IINCREDIBILIS a creative blog by Enrico M.

Aquele que diz: “quem corre atrás, sabe como é, não cresce o olho no que é do outro”, está no mesmo barco daquele que diz: “você tem todos os dentes na boca, fala direitinho, como pode torcer para o Corinthians?”. E quem diz isso está com um pé, ou dois, não se engane, no mesmo barco preconceituoso daquele que diz “gente diferenciada” e paga 30 contos no ingresso do Politicamente incorreto, financiando o preconceito e dando risada de barriga cheia, no ar condicionado, depois mandando a polícia descer o pau, em cidadãos desarmados, numa manifestação pacífica e democrática. 


Esse mesmo sujeito de classe média é inoperante. Como quem solta um pum retórico as escondidas pra espantar pernilongos, torce, de longe, no conforto das suas grades, pela obrigação de enfiar os filhos dos políticos nas escolas públicas; e não faz absolutamente nada de concreto. Muitas vezes vota nulo (!). E raramente esse sujeito estudou numa escola pública, e muito menos colocaria os próprios filhos numa escola pública, ou abandonaria seu empreguinho na fundação não sei o quê, talvez financiada por um banco (!) ou pela renúncia fiscal de uma multinacional qualquer, pra se entrincheirar na sala de aula de uma escola pública. 


O problema é que a classe média privilegiada inchou tanto, que quando usamos a própria expressão privilegiada, logo vem as pedradas. Hipócrita, arcaico, demagogo, o escambau. Ninguém mexe nos privilégios da classe média, ninguém mexe na família enraizada na ética e na estética do poder de consumo como base moral da exclusão, no Direito de uma só via amarrando as desigualdades, na propriedade e na geografia da miséria. É o new cabresto. Um curral simbólico, porque quem mais sofre com essa desigualdade, infelizmente, não deseja a igualdade, senão para si, ou com boa vontade, um desejo absurdo de um mundo justo que cairá do céu, como se todo mundo ganhasse sozinho na mega-sena sem jogar. 

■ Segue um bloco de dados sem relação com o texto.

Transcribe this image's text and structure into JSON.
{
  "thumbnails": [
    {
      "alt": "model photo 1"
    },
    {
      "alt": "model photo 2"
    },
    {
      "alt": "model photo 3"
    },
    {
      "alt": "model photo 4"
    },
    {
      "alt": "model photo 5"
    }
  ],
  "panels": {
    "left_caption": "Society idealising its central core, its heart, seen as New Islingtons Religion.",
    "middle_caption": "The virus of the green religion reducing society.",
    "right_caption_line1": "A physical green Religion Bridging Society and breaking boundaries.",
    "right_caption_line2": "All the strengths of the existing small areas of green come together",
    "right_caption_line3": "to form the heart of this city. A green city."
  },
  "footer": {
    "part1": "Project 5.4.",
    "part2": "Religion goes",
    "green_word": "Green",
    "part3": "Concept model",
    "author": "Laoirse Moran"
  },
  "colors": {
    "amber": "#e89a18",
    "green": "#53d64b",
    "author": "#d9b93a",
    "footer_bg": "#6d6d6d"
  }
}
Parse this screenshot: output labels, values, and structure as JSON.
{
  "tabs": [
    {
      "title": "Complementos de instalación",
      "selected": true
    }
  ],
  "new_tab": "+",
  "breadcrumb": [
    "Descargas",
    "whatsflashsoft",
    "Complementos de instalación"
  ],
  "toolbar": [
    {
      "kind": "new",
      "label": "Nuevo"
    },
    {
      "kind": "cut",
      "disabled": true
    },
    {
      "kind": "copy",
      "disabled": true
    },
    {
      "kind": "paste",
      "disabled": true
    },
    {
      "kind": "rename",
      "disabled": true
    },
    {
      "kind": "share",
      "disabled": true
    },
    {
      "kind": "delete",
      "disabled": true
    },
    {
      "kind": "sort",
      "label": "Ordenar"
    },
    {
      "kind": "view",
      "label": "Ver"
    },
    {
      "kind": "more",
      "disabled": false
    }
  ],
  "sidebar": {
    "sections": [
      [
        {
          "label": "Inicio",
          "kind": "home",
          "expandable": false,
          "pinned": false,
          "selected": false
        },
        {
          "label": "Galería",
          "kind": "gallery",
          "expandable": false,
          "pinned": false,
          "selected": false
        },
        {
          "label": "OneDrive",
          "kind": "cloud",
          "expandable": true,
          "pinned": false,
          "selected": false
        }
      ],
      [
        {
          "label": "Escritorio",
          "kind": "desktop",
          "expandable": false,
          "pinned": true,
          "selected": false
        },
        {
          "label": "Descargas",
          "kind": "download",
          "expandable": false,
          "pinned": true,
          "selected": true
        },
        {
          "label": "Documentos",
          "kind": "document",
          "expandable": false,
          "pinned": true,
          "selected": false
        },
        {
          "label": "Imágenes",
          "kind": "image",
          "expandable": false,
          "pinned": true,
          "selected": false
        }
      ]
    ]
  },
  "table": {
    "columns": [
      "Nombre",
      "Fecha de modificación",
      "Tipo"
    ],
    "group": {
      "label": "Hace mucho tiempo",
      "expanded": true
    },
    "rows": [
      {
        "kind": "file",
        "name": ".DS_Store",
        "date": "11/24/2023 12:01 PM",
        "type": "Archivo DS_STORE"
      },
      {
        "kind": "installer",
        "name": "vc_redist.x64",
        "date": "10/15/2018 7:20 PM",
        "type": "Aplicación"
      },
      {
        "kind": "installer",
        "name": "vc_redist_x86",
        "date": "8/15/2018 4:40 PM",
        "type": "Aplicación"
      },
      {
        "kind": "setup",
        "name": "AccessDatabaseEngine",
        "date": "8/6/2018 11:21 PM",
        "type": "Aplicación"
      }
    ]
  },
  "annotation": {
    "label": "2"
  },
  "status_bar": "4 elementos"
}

O carinha da classe baixa precisa chegar na média. O carinha da classe baixa é domesticado desde o berço pra querer ganhar mais grana, comprar um carro novinho, iPhone, vestir as roupas que o carinha da classe média veste, e mais nada. O carinha da classe baixa é treinando pra desejar frequentar os lugares que o carinha da classe média frequenta. Treinado para desejar pegar as menininhas de roupinhas coloridas no paraíso dos shoppings, nas festas em boates com drinks coloridos e luzinhas super legais. Porque é ali (dizem) que a vida de fato acontece, cheia de som e fúria. E os próprios professores, a televisão, bibliografia de auto-ajuda, os pais, religião, pregam a perseverança do batalhador de orelhas murchas, da alegria constante e inabalável, da coragem irrestrita, não tem medo de pegar no batente, seja qual for, pra chegar lá, correr atrás desses sonhos (de consumo impingidos artificialmente pela publicidade), mesmo que saia a quilômetros de distância em desvantagem. E sem saber porque está em desvantagem: talvez, porque Deus quis, porque a vida é naturalmente assim. E isso só tende a piorar com o tempo. O carinha tem que chegar na média.

IINCREDIBILIS a creative blog by Enrico M.


Se todo mundo tiver o mesmo poder de consumo, e consumir irresponsavelmente como a classe média consome, pintada de verde sintético, é o fim do mundo. Onde vão enfiar tanto lixo? Tantos carros? Tantos badulaques e cacarecos obsoletos? Afinal, as indústrias trabalham a todo vapor, entulhando novos badulaques e cacarecos obsoletos nas prateleiras, e pra se comprar é necessário descartar, é preciso se livrar dos cacarecos antigos, é preciso leveza para se consumir. 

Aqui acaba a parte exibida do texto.